Library manners

How about we act like we are in a library – everywhere? Restaurants. Home Depot. The shopping mall. No matter where you are, act like you are in a library. This will make for a saner world.

Speak softly. Nobody needs to yell to be heard. You don’t have to whisper, but yelling isn’t cool. Find a middle ground.

No running. Unless you are at a track meet or are being chased by a bear, there is no reason to run inside a building.

Share – don’t act like everything belongs to you. This applies to material items, as well as the road, as well as public space, as well as at a buffet. Leave something for someone else.

Keep the space tidy. Don’t leave a mess.

There is no need for music or television noise everywhere. Silence is OK. Why do restaurants have to play music so loudly that you can’t even hear your dinner companion? Why do doctor’s offices have to have the TV on news, or talk shows, or other things that are stressful? You aren’t feeling well as is – why add to it? If people want to be distracted (if silence scares them) they can turn on their iPods and plug in their headphones. But for those who don’t want the noise, there is no escape.

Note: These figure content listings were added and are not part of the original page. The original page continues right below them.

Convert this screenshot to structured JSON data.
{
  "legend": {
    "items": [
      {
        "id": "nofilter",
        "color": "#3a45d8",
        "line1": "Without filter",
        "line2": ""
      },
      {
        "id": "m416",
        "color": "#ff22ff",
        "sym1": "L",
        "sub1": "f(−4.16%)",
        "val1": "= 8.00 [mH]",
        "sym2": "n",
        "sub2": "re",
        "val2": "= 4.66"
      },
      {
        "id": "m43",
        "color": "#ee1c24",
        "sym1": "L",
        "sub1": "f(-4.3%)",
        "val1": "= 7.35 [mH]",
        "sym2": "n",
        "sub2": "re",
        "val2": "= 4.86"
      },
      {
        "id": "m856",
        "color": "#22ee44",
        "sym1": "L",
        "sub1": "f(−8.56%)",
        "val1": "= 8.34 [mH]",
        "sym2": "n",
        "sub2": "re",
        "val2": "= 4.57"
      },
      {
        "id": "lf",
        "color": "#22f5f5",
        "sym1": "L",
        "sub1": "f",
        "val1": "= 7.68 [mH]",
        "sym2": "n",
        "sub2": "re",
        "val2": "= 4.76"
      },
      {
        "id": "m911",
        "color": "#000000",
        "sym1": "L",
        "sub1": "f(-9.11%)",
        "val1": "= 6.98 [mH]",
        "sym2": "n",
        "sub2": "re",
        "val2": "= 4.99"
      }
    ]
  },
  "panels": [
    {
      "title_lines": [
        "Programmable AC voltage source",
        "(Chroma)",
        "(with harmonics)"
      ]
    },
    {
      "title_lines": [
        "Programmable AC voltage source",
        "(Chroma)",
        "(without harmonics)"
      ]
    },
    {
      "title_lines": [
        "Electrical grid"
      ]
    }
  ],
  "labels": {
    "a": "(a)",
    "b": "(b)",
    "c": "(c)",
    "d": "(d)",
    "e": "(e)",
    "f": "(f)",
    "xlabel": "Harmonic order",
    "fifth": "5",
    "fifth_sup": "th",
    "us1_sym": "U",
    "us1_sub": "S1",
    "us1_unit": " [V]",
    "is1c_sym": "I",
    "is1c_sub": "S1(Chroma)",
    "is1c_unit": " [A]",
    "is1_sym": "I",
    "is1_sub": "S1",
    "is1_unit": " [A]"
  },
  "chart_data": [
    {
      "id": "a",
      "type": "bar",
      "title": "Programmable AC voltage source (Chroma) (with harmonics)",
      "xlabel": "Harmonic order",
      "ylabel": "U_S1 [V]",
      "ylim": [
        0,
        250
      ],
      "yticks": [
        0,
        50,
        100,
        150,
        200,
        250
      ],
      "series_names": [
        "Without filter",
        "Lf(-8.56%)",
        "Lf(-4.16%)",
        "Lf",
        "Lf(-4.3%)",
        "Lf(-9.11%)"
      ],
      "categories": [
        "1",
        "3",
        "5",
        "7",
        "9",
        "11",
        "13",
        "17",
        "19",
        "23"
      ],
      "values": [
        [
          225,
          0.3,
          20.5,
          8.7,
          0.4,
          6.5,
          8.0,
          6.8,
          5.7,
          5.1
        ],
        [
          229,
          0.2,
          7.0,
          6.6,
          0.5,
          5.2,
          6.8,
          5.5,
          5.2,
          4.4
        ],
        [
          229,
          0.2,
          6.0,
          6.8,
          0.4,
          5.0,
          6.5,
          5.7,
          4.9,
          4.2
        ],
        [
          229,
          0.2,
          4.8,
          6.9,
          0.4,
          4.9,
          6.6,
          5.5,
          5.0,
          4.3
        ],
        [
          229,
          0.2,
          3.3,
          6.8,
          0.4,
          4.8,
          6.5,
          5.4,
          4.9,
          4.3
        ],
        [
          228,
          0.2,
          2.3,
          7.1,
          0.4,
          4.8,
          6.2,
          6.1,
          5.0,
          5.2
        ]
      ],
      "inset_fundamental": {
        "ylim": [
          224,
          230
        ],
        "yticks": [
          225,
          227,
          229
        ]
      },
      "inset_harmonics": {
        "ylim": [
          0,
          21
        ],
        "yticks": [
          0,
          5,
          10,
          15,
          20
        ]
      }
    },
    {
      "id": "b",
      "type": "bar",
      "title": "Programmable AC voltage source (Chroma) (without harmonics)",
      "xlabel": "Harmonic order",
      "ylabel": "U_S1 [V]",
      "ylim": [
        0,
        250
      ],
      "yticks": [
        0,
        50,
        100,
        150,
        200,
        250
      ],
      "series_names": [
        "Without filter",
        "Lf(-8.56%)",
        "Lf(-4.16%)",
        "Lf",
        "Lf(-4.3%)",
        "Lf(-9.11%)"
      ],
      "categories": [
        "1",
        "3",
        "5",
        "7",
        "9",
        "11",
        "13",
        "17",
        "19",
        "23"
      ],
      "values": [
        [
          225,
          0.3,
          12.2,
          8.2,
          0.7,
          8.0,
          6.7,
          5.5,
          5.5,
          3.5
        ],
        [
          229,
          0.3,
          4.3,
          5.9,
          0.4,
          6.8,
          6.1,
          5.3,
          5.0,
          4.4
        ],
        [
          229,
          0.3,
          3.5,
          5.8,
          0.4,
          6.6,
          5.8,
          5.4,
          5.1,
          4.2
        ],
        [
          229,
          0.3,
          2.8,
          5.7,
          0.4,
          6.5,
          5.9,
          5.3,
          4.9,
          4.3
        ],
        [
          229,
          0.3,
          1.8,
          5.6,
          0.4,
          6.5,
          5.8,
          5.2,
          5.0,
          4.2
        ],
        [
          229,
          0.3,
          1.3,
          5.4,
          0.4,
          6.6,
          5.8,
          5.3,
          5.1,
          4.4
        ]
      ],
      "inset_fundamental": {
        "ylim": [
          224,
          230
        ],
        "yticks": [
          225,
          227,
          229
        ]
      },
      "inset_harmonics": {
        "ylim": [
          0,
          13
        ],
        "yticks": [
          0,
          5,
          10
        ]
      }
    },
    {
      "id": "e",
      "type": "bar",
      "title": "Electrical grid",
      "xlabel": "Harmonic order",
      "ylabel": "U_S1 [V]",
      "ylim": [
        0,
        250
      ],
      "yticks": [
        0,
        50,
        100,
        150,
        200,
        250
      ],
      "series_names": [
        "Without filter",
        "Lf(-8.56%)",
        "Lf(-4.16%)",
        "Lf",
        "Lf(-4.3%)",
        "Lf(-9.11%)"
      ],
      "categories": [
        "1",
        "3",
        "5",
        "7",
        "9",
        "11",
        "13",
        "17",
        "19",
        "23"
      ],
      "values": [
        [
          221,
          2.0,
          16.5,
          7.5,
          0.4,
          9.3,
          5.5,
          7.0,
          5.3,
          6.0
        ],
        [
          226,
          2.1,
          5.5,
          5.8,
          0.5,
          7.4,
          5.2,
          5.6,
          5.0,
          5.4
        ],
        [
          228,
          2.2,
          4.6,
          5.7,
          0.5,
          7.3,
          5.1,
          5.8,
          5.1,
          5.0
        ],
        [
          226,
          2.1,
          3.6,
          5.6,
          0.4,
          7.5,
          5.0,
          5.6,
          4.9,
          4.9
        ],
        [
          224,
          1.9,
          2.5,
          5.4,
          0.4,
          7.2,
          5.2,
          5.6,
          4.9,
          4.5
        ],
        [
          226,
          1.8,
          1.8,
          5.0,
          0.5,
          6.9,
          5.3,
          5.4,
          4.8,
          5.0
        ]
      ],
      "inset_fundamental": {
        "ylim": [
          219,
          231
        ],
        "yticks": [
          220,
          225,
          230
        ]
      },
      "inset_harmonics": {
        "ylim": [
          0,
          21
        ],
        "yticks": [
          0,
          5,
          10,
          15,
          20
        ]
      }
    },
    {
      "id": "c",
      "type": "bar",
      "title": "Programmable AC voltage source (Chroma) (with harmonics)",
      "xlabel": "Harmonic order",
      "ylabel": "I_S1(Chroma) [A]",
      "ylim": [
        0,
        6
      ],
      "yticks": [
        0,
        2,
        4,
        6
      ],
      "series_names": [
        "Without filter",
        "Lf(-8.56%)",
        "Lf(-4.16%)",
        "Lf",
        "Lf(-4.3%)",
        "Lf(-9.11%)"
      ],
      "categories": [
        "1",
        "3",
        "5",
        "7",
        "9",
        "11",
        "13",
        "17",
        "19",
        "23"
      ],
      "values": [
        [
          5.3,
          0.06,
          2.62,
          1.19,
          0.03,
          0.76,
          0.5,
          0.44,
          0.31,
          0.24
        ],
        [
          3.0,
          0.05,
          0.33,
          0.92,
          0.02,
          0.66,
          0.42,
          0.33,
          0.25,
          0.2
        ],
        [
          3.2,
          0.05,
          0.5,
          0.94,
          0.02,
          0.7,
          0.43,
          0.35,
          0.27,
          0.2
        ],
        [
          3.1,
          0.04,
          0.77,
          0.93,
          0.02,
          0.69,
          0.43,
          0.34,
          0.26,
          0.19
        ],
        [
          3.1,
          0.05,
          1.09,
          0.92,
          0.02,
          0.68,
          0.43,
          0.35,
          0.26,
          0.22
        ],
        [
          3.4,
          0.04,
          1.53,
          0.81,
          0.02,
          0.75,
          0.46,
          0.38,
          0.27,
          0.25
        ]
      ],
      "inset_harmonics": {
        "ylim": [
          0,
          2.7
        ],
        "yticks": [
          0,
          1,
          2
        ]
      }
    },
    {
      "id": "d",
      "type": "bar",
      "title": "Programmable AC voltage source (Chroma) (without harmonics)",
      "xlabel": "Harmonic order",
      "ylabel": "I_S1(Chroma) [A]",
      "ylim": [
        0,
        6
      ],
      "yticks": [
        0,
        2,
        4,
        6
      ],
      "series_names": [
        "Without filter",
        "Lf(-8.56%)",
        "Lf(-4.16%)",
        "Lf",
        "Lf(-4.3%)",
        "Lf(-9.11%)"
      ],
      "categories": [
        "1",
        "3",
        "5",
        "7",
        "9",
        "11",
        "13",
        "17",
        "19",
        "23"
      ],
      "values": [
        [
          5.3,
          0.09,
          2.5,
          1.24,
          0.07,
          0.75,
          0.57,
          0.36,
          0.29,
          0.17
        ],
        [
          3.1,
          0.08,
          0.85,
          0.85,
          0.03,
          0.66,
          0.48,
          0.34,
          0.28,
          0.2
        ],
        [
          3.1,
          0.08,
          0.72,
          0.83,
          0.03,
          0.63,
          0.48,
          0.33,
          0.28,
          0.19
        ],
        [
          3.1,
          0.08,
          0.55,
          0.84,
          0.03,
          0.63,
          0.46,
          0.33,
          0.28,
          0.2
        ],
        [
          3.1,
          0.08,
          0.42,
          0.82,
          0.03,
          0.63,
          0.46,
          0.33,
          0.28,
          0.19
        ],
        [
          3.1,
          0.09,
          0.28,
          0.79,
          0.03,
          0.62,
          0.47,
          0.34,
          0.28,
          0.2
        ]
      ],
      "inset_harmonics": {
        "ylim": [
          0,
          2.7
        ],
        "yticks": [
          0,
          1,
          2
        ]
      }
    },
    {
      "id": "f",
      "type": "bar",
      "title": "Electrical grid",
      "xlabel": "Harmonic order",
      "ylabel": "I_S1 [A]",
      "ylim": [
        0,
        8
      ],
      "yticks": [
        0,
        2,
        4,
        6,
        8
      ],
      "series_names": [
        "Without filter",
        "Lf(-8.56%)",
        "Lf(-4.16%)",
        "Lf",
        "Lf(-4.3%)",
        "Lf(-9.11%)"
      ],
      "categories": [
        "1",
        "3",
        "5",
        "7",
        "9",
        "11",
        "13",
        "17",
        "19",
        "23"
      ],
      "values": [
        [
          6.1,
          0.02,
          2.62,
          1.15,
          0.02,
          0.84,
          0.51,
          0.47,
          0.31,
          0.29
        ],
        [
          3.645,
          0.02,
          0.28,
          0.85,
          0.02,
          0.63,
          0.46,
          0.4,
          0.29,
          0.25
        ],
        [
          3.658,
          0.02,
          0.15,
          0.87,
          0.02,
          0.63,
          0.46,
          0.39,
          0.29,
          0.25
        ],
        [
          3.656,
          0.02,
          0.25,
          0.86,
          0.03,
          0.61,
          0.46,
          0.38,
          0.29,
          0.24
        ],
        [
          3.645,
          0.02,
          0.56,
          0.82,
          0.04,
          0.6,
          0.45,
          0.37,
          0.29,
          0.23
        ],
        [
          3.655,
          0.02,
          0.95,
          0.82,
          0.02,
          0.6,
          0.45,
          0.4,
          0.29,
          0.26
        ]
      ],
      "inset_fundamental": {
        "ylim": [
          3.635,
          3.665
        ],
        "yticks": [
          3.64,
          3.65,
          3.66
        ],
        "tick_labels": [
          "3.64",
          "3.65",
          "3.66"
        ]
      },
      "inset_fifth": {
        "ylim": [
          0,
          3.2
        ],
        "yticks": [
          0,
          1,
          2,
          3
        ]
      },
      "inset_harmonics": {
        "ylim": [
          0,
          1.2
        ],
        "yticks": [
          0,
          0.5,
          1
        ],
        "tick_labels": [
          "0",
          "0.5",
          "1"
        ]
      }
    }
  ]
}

Treat everybody who helps you with respect. I worked many years in retail before going to work at the library. They are very similar – but with a major difference. The same person who would be brusque with a clerk at the gas station is nothing but smiles to the library worker. I came from working at a Jo-Ann’s craft store, where I would ask people “How are you?” all day long. They’d answer, but not reciprocate and ask me how I was doing. Then I got hired at the library, and patrons initiate the question. Here’s a shocker – to do what I do only requires a high school diploma. Librarians have master’s degrees, but I’m not one. But does that mean that the public thinks that people with degrees should be treated better?

Bad addition

If the room has a bad smell, most people will spray another smell on top of it. They will put a perfume smell on top of a stinky smell. So then it is perfumed stink.

If the place is noisy, they will turn on the TV to make even more noise. The idea is to cover up one noise with another noise.

I’m waiting at the car dealership on my car to be repaired. There is a TV in the waiting room, and it is on pretty loud. The service advisers and the receptionist are all in this same small room too. There is a lot of noise. It isn’t very peaceful.

I looked at everybody who was waiting, saw that they all were reading their books or their phones, so I asked if any of them had a problem with me turning it down or off. Nobody minded, so I turned it off. Several of them said thanks. They appreciated it, but had done nothing about it.

Now, that’s another thing. Nobody wanted it on, but nobody did anything about it.

Back to the original theme – the shop needs to move the area, or put up a barrier. Instead of turning on the TV to drown out the other noises, they need to put up a wall.

Adding to a problem isn’t the solution.

How many times do we do this – add, rather than subtract? And how many times do we have a problem with something and just suffer in silence, rather than do anything about it?